= University of Health Technology, Otukpo =

University in Benue, Nigeria

University of Health Technology, Otukpo is a state-owned institution in Benue State, Nigeria, established to train skilled health professionals and support the healthcare system through education, research, and innovation.

==History==
The concept for the University of Health Technology, Otukpo, originated as part of the Benue State Government's strategic initiative aimed at addressing the shortage of trained healthcare professionals in the state and throughout Nigeria. Officially approved and established in the early 2020s, the university was founded under the leadership of then-Governor Samuel Ortom.

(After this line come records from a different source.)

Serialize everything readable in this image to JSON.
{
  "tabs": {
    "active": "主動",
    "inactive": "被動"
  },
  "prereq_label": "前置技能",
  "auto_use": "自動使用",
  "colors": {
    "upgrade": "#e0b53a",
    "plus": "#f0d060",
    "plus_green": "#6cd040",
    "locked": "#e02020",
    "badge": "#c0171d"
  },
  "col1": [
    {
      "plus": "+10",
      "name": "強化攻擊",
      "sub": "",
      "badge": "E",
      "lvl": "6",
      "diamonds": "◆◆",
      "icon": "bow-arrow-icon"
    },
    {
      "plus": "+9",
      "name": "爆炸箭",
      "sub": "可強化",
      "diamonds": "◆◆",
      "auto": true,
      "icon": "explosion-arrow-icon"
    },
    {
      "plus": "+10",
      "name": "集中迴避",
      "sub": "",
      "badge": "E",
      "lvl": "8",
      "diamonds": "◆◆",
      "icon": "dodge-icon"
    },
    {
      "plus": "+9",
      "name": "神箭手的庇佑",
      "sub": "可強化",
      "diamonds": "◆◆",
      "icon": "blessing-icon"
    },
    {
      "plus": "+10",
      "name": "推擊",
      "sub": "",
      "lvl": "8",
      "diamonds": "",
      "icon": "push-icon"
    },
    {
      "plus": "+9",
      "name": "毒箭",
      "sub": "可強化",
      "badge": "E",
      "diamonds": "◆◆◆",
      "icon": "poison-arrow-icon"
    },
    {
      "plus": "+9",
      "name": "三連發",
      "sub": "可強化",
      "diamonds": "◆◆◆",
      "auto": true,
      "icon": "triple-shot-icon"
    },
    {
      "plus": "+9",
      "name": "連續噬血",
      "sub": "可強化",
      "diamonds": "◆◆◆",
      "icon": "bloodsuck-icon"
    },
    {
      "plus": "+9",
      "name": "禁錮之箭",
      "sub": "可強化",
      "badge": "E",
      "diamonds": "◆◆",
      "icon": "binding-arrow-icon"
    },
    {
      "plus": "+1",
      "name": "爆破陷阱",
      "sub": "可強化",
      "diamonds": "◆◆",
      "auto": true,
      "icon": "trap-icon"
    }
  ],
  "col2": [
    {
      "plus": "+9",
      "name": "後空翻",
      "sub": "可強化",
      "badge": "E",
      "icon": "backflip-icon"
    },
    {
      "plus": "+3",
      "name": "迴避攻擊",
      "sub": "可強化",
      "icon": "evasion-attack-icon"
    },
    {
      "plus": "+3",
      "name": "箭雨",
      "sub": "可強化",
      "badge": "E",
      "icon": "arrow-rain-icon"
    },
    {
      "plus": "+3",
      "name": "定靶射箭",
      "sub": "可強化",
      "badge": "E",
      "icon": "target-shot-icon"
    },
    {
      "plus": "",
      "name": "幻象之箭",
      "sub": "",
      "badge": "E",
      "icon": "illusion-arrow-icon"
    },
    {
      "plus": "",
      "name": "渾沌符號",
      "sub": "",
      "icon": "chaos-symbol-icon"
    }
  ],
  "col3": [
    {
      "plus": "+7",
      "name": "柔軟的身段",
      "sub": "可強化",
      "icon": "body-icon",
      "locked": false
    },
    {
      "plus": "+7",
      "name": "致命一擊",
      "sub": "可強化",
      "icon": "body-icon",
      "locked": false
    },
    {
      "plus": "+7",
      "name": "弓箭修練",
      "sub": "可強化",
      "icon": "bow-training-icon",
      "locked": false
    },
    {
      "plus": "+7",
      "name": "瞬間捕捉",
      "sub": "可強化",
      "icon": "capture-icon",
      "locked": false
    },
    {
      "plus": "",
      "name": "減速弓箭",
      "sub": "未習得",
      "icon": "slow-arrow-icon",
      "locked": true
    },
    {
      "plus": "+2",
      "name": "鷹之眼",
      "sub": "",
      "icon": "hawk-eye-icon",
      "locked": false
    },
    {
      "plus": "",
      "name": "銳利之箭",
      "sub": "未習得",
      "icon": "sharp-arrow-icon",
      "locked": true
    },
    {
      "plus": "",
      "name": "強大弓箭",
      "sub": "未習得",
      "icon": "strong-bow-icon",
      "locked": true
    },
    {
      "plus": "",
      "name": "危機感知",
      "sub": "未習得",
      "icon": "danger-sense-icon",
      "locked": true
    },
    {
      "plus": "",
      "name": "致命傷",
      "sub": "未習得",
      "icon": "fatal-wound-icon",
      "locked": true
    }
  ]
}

Its creation was intended to expand access to health-related tertiary education and enhance healthcare delivery within the region.

==Academic focus==
The university is focused on academic and professional programs in various fields of health sciences, including:
- Medicine and Surgery
- Nursing Science
- Medical Laboratory Science
- Public Health
- Environmental Health
- Health Information Management
- Radiography
- Physiotherapy
- Biomedical Engineering
- Pharmacy (planned)

==Campus and facilities==
The university is located in Otukpo, a major town in the southern part of Benue State. Its main campus is designed to include state of the art teaching hospitals, laboratories, lecture halls, libraries, and student accommodation. The university's infrastructure is being developed to meet international standards for medical and health technology education.

==Governance==
The University of Health Technology is governed by a Governing Council appointed by the state government, with the Vice-Chancellor serving as the chief academic and administrative officer. The university is accredited by the National Universities Commission (NUC) of Nigeria.